A organização escolhida para a condução deste estudo de caso é uma empresa global de comunicação. Fornece produtos e soluções de mobilidade, que atendem aos mercados de comunicação pessoal, corporativo e governamental. Entre os produtos e serviços oferecidos pela empresa estão: telefones celulares, telefones sem fio, rádios bidirecionais, soluções para os mercados de banda larga, TV a cabo e automotivo, entre outros.

Sediada nos Estados Unidos da América (EUA), a empresa pesquisada opera comercialmente em todos os continentes, possuindo unidades industriais em diferentes países. As operações industriais da empresa no Brasil são atualmente abrigadas em um Campus Industrial e Tecnológico, situado no interior do Estado de São Paulo, onde esta pesquisa foi desenvolvida. Na capital do mesmo Estado, a empresa possui também um escritório administrativo.

No intuito de manter o foco estabelecido para esta pesquisa - a comunicação interna como instrumento de promoção da qualidade -, procurou-se descrever a empresa objeto deste estudo com maior ênfase em suas estruturas de comunicação interna e de gestão da qualidade para que, posteriormente, a dinâmica entre essas duas funções organizacionais fosse analisada de forma coerente com a investigação proposta.

7.1 Comunicação interna - estrutura e veículos

O departamento de comunicação interna é considerado, na empresa pesquisada, um setor que presta serviços ou dá suporte a todos os seus negócios, recebendo a denominação de shared services, que significa serviços compartilhados.

A estrutura desse departamento reúne profissionais que atuam em duas frentes principais: corporativa e supply chain (cadeia de suprimentos).

A área corporativa é responsável pela comunicação de todos os programas que abrangem a organização como um todo, enquanto a área de comunicação ligada ao Programa Supply Chain atende aos setores diretamente ligados a este programa, incluindo o setor da qualidade. O departamento de comunicação interna realiza um planejamento anual de comunicação, que prevê os programas trivialmente realizados durante esse período. Além desses programas regulares, muitas outras ações de comunicação interna são implementadas no dia a dia da empresa, de acordo com as necessidades dos demais setores.

Entre os principais veículos de comunicação interna, utilizados pela empresa, estão:

• Comunicado eletrônico diário: destinado a transmitir mensagens diárias, prioritariamente ao público que possui acesso ao correio eletrônico. Ocasionalmente, quando se trata de uma mensagem de interesse geral, ela também pode ser impressa e fixada nos quadros de avisos.

• Jornal interno: distribuído mensalmente, nas versões impressa e eletrônica, costuma cobrir acontecimentos marcantes, ocorridos nesse período.

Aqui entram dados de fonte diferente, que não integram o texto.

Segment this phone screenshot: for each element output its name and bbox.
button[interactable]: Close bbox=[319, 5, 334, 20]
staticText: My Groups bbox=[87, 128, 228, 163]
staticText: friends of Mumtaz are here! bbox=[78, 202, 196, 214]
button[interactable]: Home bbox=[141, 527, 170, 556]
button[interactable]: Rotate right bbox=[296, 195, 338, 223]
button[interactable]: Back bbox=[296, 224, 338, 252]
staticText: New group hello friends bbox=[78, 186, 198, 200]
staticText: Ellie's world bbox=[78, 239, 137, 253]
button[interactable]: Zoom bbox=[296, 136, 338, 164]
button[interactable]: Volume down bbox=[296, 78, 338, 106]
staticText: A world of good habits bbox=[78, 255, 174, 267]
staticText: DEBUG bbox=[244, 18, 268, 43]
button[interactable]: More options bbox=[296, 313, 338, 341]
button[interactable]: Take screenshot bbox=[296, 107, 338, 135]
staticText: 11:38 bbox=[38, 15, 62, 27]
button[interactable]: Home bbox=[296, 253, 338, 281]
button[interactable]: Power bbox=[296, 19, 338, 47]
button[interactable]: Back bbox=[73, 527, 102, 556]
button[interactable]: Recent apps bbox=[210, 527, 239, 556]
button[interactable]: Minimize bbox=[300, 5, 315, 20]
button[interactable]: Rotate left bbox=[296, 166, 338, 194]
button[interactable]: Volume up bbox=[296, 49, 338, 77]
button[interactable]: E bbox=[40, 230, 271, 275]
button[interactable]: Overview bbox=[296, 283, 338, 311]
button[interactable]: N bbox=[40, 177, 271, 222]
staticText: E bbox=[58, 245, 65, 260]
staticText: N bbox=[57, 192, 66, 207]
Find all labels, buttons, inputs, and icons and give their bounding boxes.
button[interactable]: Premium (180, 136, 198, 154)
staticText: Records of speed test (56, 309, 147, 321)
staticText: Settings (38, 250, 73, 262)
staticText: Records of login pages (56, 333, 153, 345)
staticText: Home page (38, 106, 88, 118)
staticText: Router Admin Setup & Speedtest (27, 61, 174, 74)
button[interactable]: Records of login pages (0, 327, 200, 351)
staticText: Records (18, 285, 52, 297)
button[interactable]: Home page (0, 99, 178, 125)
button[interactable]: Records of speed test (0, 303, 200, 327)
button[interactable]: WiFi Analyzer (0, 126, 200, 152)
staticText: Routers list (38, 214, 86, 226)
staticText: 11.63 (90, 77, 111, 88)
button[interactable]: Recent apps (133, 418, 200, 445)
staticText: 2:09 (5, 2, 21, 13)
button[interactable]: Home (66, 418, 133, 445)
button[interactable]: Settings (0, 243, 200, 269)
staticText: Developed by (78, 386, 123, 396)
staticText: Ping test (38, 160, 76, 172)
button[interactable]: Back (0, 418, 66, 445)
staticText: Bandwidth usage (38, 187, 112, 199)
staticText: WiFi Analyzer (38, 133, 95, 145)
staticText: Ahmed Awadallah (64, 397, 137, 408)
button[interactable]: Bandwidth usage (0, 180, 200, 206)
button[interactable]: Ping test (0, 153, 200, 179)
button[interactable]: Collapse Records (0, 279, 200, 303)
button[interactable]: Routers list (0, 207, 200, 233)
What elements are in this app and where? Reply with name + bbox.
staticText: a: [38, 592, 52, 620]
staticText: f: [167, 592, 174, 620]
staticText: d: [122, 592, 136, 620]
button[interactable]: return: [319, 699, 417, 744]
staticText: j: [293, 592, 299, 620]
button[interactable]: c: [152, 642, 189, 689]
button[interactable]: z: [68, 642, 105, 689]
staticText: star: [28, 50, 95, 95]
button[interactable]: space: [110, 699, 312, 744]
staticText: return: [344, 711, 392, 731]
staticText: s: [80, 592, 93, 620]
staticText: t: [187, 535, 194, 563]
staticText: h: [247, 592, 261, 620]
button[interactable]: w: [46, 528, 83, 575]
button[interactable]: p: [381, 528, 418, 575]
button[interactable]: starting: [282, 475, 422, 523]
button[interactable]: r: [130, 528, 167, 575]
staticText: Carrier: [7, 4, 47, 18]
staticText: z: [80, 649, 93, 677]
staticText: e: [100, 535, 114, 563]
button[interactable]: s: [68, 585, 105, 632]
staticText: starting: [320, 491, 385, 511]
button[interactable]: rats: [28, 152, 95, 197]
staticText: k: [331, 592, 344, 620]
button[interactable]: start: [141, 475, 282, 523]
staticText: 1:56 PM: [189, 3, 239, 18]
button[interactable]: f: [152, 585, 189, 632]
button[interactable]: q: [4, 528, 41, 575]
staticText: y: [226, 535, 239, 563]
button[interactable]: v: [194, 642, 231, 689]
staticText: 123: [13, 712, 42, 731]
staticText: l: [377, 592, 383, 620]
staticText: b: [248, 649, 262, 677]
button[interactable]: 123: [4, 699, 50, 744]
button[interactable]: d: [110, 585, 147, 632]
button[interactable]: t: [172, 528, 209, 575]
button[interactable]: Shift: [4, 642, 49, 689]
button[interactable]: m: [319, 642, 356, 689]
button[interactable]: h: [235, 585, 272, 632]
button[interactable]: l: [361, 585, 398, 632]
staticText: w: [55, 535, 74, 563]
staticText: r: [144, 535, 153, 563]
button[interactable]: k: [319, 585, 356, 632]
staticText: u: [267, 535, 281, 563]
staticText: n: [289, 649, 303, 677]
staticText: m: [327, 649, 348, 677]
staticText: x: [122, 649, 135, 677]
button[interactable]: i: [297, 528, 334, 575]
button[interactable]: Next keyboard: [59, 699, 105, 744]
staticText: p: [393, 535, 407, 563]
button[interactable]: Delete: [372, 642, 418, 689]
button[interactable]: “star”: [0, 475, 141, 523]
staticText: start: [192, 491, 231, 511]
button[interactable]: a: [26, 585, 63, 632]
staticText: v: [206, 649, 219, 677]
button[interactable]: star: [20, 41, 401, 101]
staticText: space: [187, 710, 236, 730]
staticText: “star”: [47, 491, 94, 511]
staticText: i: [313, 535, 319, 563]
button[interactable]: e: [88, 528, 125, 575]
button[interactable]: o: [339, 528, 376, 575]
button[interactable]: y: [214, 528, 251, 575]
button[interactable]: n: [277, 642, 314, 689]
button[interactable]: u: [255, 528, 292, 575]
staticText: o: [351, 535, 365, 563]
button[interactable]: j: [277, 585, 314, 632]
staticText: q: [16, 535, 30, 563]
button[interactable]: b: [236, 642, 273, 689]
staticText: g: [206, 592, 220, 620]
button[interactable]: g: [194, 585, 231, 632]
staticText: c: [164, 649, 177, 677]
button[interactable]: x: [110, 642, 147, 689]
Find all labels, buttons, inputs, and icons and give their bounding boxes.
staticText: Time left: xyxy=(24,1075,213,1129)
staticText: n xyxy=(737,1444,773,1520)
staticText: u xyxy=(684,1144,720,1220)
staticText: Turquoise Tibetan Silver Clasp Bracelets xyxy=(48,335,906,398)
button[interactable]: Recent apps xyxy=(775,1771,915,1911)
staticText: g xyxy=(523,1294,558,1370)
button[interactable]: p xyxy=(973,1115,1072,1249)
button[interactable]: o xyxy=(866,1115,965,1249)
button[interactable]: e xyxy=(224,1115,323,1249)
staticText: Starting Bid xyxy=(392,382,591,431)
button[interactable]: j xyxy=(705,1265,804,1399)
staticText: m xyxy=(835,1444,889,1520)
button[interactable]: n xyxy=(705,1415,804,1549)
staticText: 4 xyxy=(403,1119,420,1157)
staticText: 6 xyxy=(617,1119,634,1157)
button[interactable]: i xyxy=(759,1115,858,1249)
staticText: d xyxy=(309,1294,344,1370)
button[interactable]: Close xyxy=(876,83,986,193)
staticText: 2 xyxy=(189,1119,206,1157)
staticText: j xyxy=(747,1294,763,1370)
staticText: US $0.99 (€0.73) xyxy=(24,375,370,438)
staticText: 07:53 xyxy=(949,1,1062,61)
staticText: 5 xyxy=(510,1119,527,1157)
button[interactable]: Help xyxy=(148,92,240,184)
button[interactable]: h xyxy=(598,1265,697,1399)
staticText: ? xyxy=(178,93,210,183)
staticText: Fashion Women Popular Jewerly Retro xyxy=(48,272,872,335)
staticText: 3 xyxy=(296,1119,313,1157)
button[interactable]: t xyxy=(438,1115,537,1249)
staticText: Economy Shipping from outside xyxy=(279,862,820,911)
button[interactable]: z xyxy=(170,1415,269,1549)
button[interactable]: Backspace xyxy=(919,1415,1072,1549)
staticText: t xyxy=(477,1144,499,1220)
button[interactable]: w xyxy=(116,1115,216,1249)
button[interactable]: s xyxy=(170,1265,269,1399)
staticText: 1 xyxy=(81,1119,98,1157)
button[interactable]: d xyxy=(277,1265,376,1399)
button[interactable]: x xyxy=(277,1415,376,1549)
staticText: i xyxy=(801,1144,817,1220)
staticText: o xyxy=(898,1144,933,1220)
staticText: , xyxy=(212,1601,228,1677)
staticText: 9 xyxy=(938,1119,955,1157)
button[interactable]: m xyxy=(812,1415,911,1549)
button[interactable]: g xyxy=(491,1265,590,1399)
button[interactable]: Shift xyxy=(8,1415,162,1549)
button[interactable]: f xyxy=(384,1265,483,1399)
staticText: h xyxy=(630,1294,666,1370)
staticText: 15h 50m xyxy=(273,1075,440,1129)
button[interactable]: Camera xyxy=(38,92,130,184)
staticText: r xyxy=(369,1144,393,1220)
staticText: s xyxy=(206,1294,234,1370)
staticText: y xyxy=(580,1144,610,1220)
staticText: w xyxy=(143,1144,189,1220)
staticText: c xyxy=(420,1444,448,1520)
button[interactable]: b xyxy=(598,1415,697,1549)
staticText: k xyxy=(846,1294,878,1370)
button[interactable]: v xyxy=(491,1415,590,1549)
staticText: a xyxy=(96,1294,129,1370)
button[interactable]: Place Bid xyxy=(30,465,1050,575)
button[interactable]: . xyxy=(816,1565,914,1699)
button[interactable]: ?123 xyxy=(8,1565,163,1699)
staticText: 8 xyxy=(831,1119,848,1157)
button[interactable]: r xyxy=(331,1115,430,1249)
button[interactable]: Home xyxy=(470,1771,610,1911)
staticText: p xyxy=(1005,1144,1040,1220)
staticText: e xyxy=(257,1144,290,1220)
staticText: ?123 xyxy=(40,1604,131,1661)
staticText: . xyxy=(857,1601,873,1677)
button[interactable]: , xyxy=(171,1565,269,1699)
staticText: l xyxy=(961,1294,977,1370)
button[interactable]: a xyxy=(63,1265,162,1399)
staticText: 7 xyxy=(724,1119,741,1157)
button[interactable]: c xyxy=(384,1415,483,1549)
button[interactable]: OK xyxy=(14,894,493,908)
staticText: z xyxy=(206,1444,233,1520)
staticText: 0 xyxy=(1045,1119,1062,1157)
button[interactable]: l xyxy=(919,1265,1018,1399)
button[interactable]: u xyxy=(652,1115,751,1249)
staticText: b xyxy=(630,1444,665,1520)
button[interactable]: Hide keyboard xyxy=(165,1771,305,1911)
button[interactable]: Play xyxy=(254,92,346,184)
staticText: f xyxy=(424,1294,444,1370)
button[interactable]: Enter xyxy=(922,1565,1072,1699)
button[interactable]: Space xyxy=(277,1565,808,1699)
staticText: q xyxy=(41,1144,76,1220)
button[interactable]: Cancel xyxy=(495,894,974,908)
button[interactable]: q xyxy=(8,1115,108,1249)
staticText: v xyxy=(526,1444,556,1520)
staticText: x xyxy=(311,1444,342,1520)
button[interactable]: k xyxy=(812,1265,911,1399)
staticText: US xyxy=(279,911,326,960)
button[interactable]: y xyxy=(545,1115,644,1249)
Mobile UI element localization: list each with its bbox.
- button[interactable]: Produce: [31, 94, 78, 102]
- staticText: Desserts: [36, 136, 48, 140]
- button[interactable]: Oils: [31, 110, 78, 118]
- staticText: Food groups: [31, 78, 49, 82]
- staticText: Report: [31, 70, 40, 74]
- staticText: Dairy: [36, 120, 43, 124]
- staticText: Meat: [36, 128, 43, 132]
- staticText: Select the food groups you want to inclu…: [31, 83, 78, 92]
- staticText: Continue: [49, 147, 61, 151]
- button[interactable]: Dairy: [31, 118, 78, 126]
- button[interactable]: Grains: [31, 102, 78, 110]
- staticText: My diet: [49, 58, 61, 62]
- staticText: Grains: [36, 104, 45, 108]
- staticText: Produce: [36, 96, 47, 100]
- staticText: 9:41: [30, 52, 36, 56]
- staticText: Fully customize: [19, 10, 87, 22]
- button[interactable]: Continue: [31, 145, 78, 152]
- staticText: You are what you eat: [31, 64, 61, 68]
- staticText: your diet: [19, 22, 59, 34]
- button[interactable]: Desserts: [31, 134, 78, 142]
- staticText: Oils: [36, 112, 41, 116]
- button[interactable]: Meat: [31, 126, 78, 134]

• Quadros de avisos: com atualização semanal, trata-se de um veículo mais direcionado ao público de operadores.

• Reunião geral trimestral: trata-se de um evento destinado à partilha de resultados, metas, estratégias e outros temas relevantes para a informação e o engajamento dos funcionários. Embora direcionado, prioritariamente, aos profissionais dos setores administrativos, esse evento também reúne funcionários ligados à operação, para os quais é dada a responsabilidade de transmitir as principais informações apresentadas ao público de operadores. Atualmente, sessenta operadores também são convidados a participar da reunião geral trimestral.

Banners, faixas e painel eletrônico: utilizados para transmitir mensagens mais rápidas, circunstanciais ou emergenciais.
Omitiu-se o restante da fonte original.